Well, I don’t know about you guys, but I’m still twiddling my thumbs waiting for the return of my spring shows. (Bates Motel kicks off next week! Yeehaw!) Fortunately, as I was watching Brooklyn Nine-Nine this past Sunday, I was reminded about another Fox comedy due to premiere right after the episode. On a whim, I stayed tuned to see if it was any good. And you know what? I really, really liked it. That said, let’s talk about the particulars The Last Man on Earth.
What I liked:
- Will Forte as Phil Miller. He’s just…perfect. Sweet, sad, lonely, disgusting, and thoroughly hilarious. Despite all of his weirdness (and severe grossness), he has a charm to him. It’s very easy to get attached—and not just because he’s the last man on earth.
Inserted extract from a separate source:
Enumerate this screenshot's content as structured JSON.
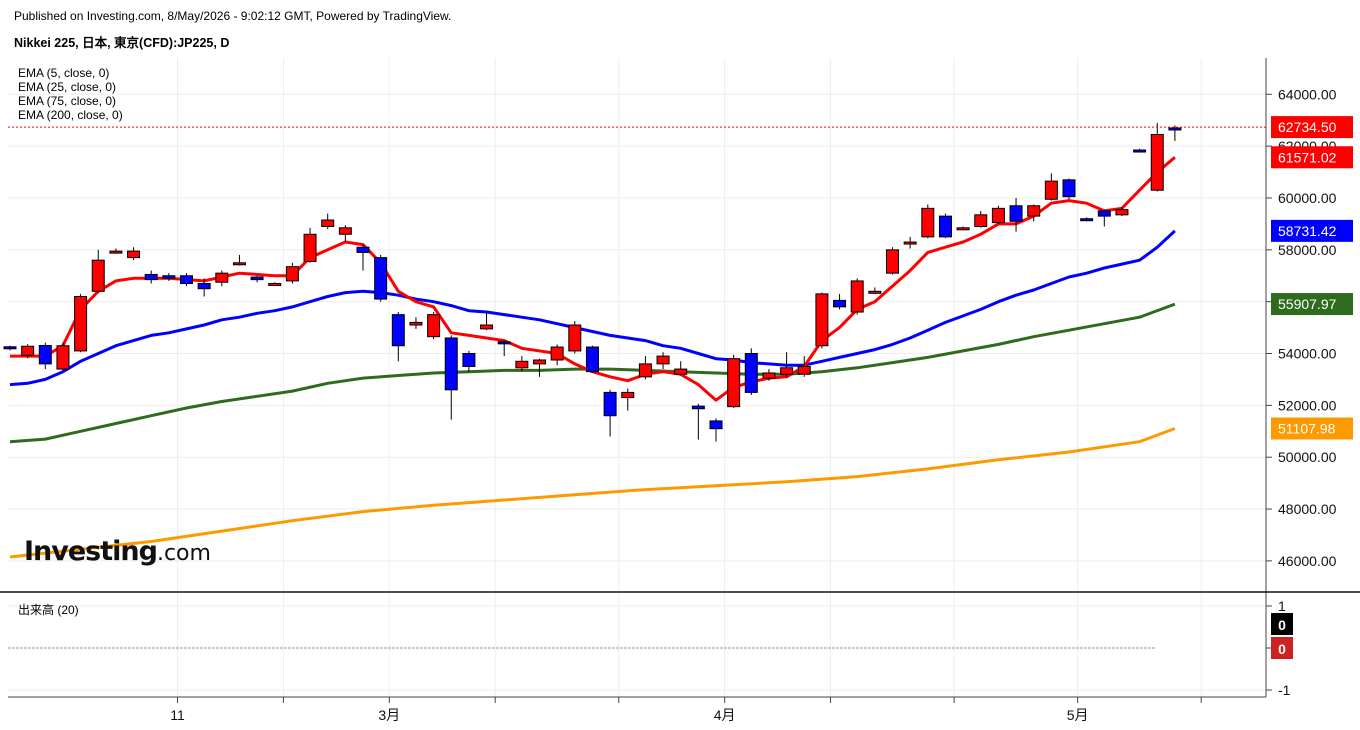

- All of the brilliant humor. Phil Lord and Chris Miller, the minds behind The Lego Movie and the Jump Street movies, also have a hand in this show. They directed the first two episodes, and I think it shows. These guys just get humor, and it’s clear that they (and Forte) have so much fun in this premiere. Heyyy—think “Phil Miller” is an intentional mashup of Phil Lord and Chris Miller? I might be onto something there…
- The Castaway homage. Phil mocks Tom Hanks and his volleyball buddy Wilson toward the beginning of the first episode, but…Well, let’s just say that after a long time alone, Phil isn’t making fun of Castaway anymore.
- The touch of sadness. Yes, this is 90% a comedy and a very funny one at that, but the idea of being the last person on earth is also something overwhelmingly sad and lonely. The first episode touches on this just enough to make you feel really, deeply bad for Phil, but then it almost immediately picks the pace back up with something hilarious. Those brief yet sharp moments of sadness are enough to keep the premiere from being too silly while helping the audience grow even more attached to Phil. Well played, writers.
- The twist at the end of the first episode. It’s pretty easy to see it coming, but I still appreciated the way it was done and the tone it set for the rest of the season.
What I didn’t like:
- How is it that Phil has survived? Don’t get me wrong—I kind of appreciated the fact that the show just jumps right in and doesn’t give you details on the virus that wiped out humanity, yet that nagging question of how Phil survived when the rest of the world didn’t remained in the back of my head during the whole show. I’m hoping this is something that will eventually come to light.
- Mild spoiler here: you do, in fact, meet another person. (I’m not saying whether that’s in the present tense or in flashbacks!) Unfortunately, this person is kind of…annoying. The character had grown on me a bit by the end of the second episode, but…I don’t know. We’ll see. Guess every story has to have some conflict, huh?
- Here’s the question on everybody’s mind: How the heck is this show going to last multiple seasons—let alone even one full season? It’s the kind of premise that seems better suited to a feature film than a TV series. I enjoyed the show so much that I didn’t really get caught up in that question until after it was over, but it’s easy to imagine a scenario where The Last Man on Earth loses its steam after a few episodes. I will be crossing my fingers that doesn’t happen…
The Potential: Despite my reservations, I was really impressed by this show’s premiere—much more impressed than I expected to be, in fact. Will Forte’s performance had me laughing quite a bit and anxious to see what kind of ridiculous things he’d do next. If The Last Man on Earth can do enough interesting things to sustain a longer storyline, I think Fox could have a really great one on their hands.